Each year, Ms. Giuliano and a group of volunteers go to the beach, set up a tent with tables and chairs, as well as the Moffitt mobile bus, and conduct skin screenings. The volunteers are health care providers from the Cancer Center and the Lifetime Cancer Screening Center located at the Cancer Center.

"We peruse the beach and invite people to come to the tent for a screening—or to the bus if they need privacy—and hand out sunscreen and literature on proper sunscreen application," Ms. Giuliano said. "The sunscreen is provided to us by the manufacturer. We’ve gotten great television coverage for this, so it’s a real community effort."

Nearly 600 People Assessed

Between May 1995 and April 2000, five mole patrols were sponsored, and medical personnel assessed 599 sunbathing and nonsunbathing beachgoers for atypical skin lesions.

People with suspicious lesions were referred to the Moffitt Cancer Center or community dermatologists for evaluation, she said.

"Of the 599 people we screened, 198 had an abnormal examination and were referred for follow-up," Ms. Giuliano noted. "Of these 198, eight suspicious melanoma lesions were identified." Of the others, she said, 45 had atypical lesions, 64 had suspicious actinic keratosis, and 22 had suspicious basal cell carcinomas. Altogether, 46 other premalignant lesions were noted.
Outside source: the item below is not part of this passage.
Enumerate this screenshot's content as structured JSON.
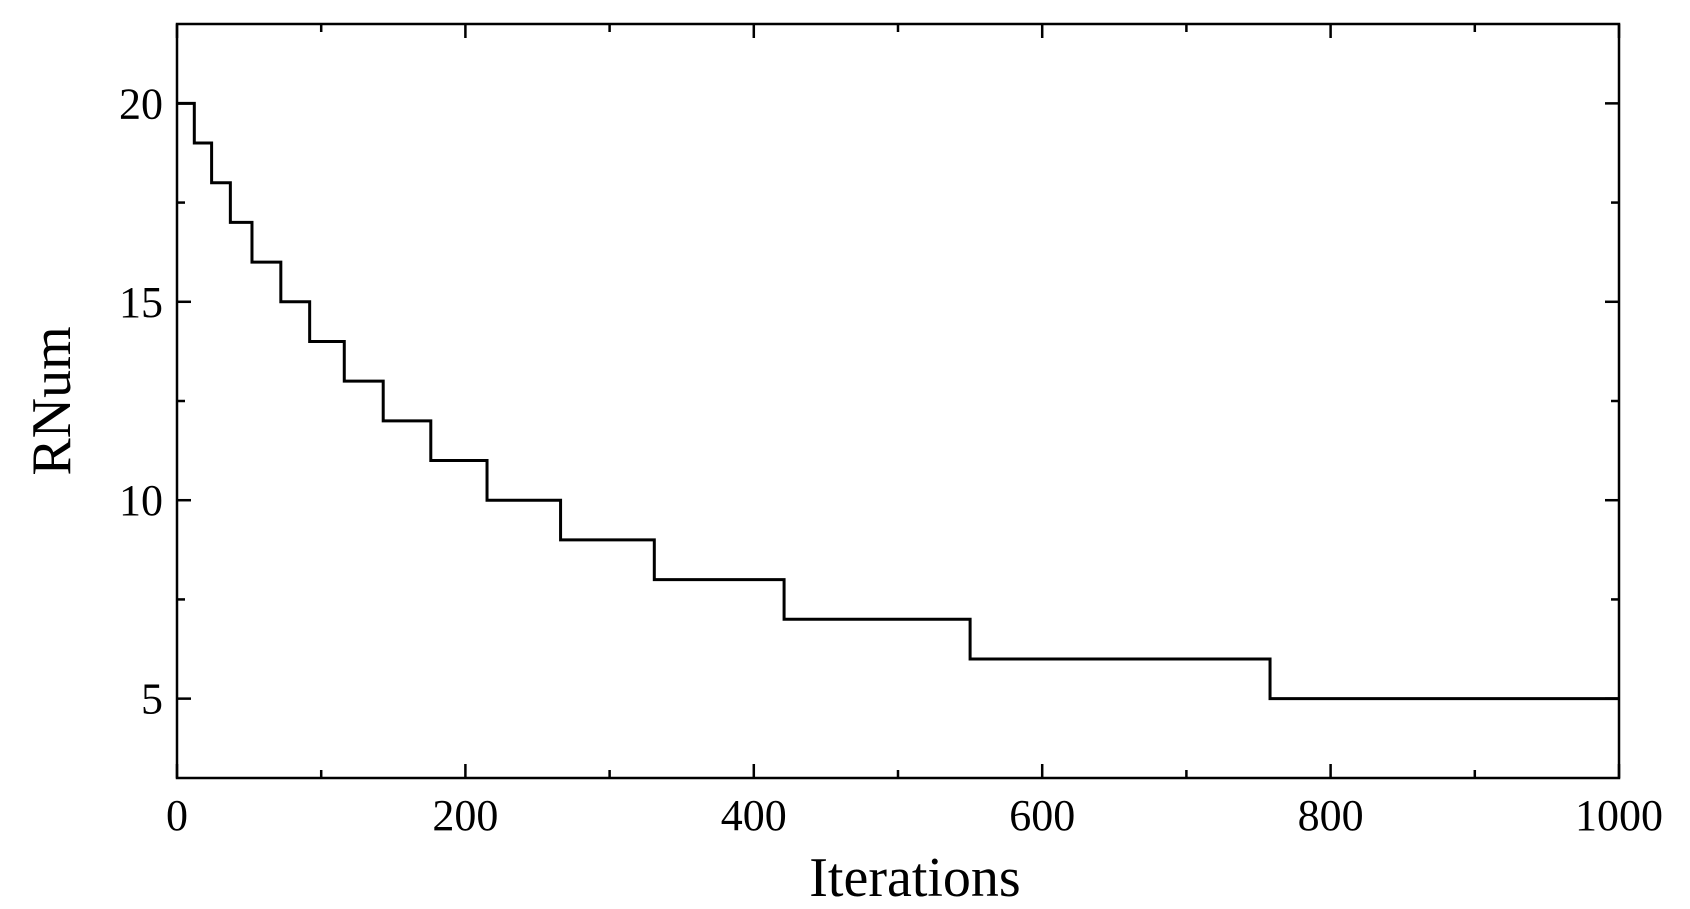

Of the eight suspicious melanoma lesions, three patients underwent biopsy with negative finding and three were lost to follow-up. "The last two presented at the Moffitt Cancer Center for a biopsy and were found to have melanoma," Ms. Giuliano said. "Those two patients were then treated at our center."

Ms. Giuliano encouraged other organizations to develop similar programs, and pointed out that the costs are nominal. Health professionals donated their time, and the sunscreen and food and drinks for the volunteers were donated as well. Because the bus is owned by the Center, the only cost was for the tent, tables, and chairs.

"We’re continuing to do this every year," Ms. Giuliano said. "It increases public awareness and has the potential to lead to improvement in sun-protection behaviors."